There’s a few don’ts with biting insects.  Don’t wear perfume.  Don’t wear bright colored clothes and don’t breath.  That last one is a toughy, but carbon dioxide is like a magnet to those little buggers.  However, chewing on garlic helps.  They don’t like garlic, so eat it regularly when you are in the woods.  Besides, it helps boost your immune system.  I like to gather and pickle field garlic bulbs.  They make a tasty bug repellent snack.

As Tony Isaacs points out in his recent article on the Natural News Website,

there is a safe, non-toxic insect repellent from Herbalist Debra Nuzzi-St.

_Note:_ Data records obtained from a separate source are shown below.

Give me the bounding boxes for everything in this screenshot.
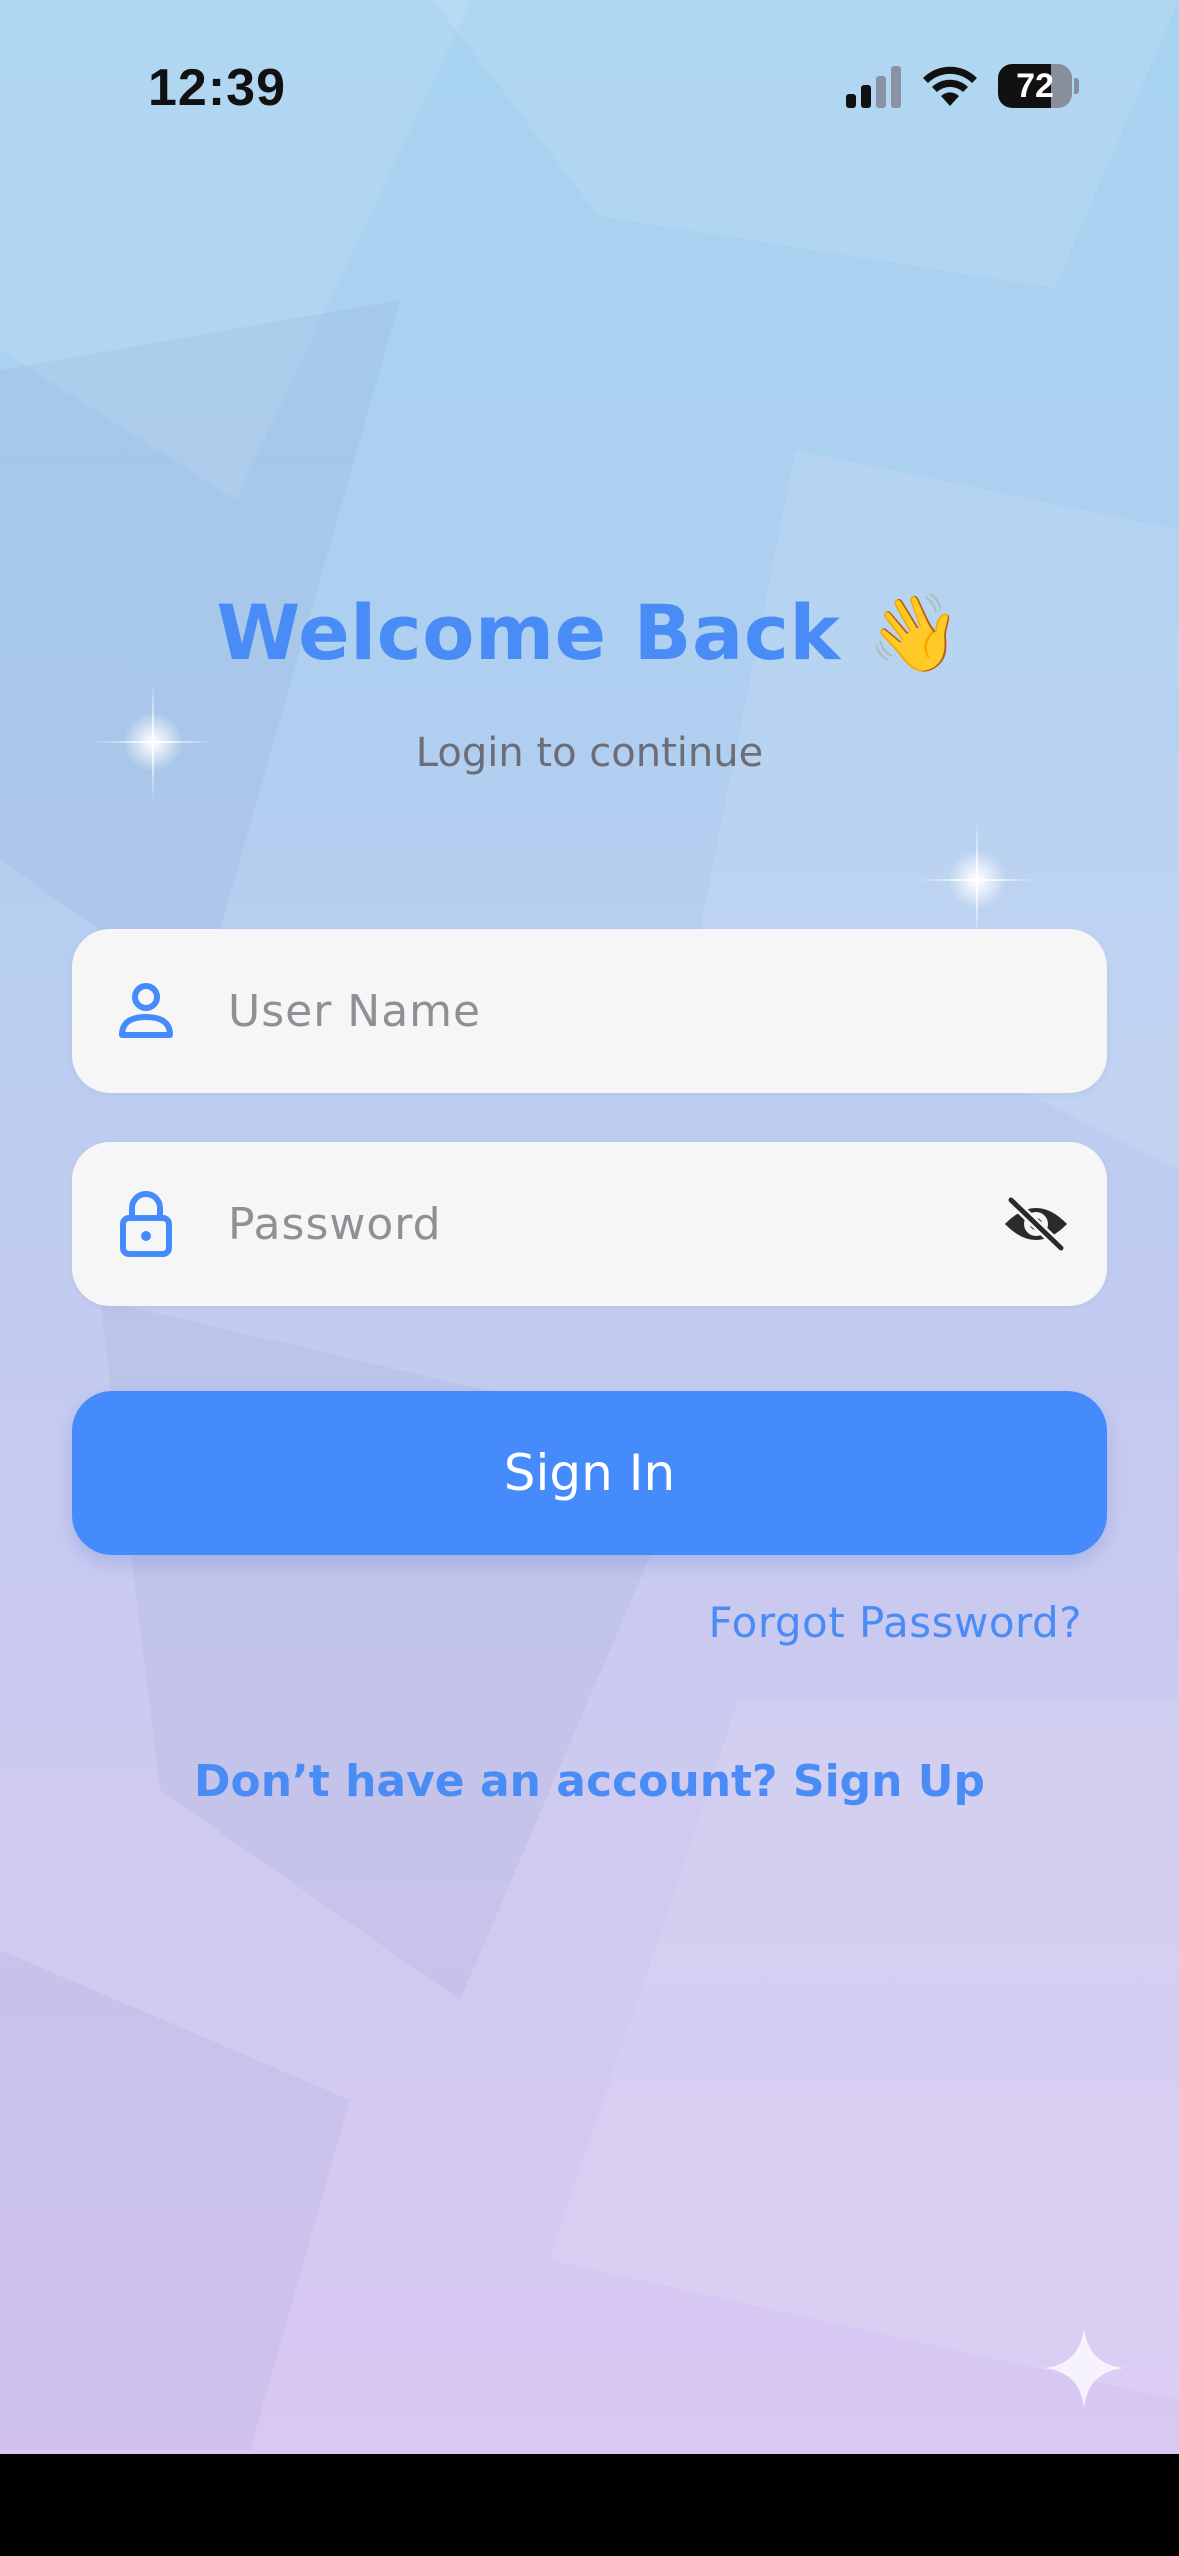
background-facet [700, 450, 1179, 1170]
forgot-password-link[interactable]: Forgot Password? [708, 1598, 1082, 1647]
battery-icon: 72 [998, 64, 1079, 108]
sign-up-link[interactable]: Don’t have an account? Sign Up [0, 1756, 1179, 1807]
sparkle-star-icon [1044, 2328, 1124, 2408]
page-title: Welcome Back 👋 [216, 588, 963, 677]
status-time: 12:39 [148, 59, 286, 117]
battery-percent: 72 [1016, 67, 1054, 105]
password-field[interactable] [72, 1142, 1107, 1306]
battery-cap [1074, 78, 1079, 94]
background-facet [0, 1950, 350, 2450]
wifi-icon [923, 66, 977, 106]
login-screen: 12:39 72 Welcome Back 👋 Login to continu… [0, 0, 1179, 2454]
password-input[interactable] [228, 1142, 1008, 1306]
sign-in-button[interactable]: Sign In [72, 1391, 1107, 1555]
page-subtitle: Login to continue [415, 730, 764, 776]
status-bar: 12:39 72 [0, 0, 1179, 170]
username-field[interactable] [72, 929, 1107, 1093]
eye-slash-icon[interactable] [1001, 1194, 1071, 1254]
lock-icon [120, 1191, 172, 1257]
person-icon [119, 983, 173, 1038]
sparkle-decoration [942, 845, 1012, 915]
battery-body: 72 [998, 64, 1072, 108]
signal-icon [846, 66, 901, 108]
username-input[interactable] [228, 929, 1008, 1093]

Claire that suggests using the formula:

* 1/2 ounce citronella oil

* 1/4 ounce lavender oil

* 1/8 ounce pennyroyal oil

* 1/8 ounce tea tree oil

* 1/8 ounce jojoba oil

I’ve used a very similar repellent and found it to be a pleasant and effective alternative to the chemical sprays on the market.

Of course, one of the best protections against diseases, is a healthy immune system.  This requires eating fresh nutritious foods and drinking teas made from immunity-boosting herbs, such as echinacea, elderberry (and flowers), astragalus, goldenseal, oregano and heal-all.  You can buy these as ready made dried teas or gather and dry your own.

However, since your chances of dying from West Nile disease is about 7,500,000 to 1, I wouldn’t go getting bent out of shape about it.  The bottom line is, you should be careful when riding a donkey and always take what the media is feeding you with a pinch of salt (preferably sea salt!)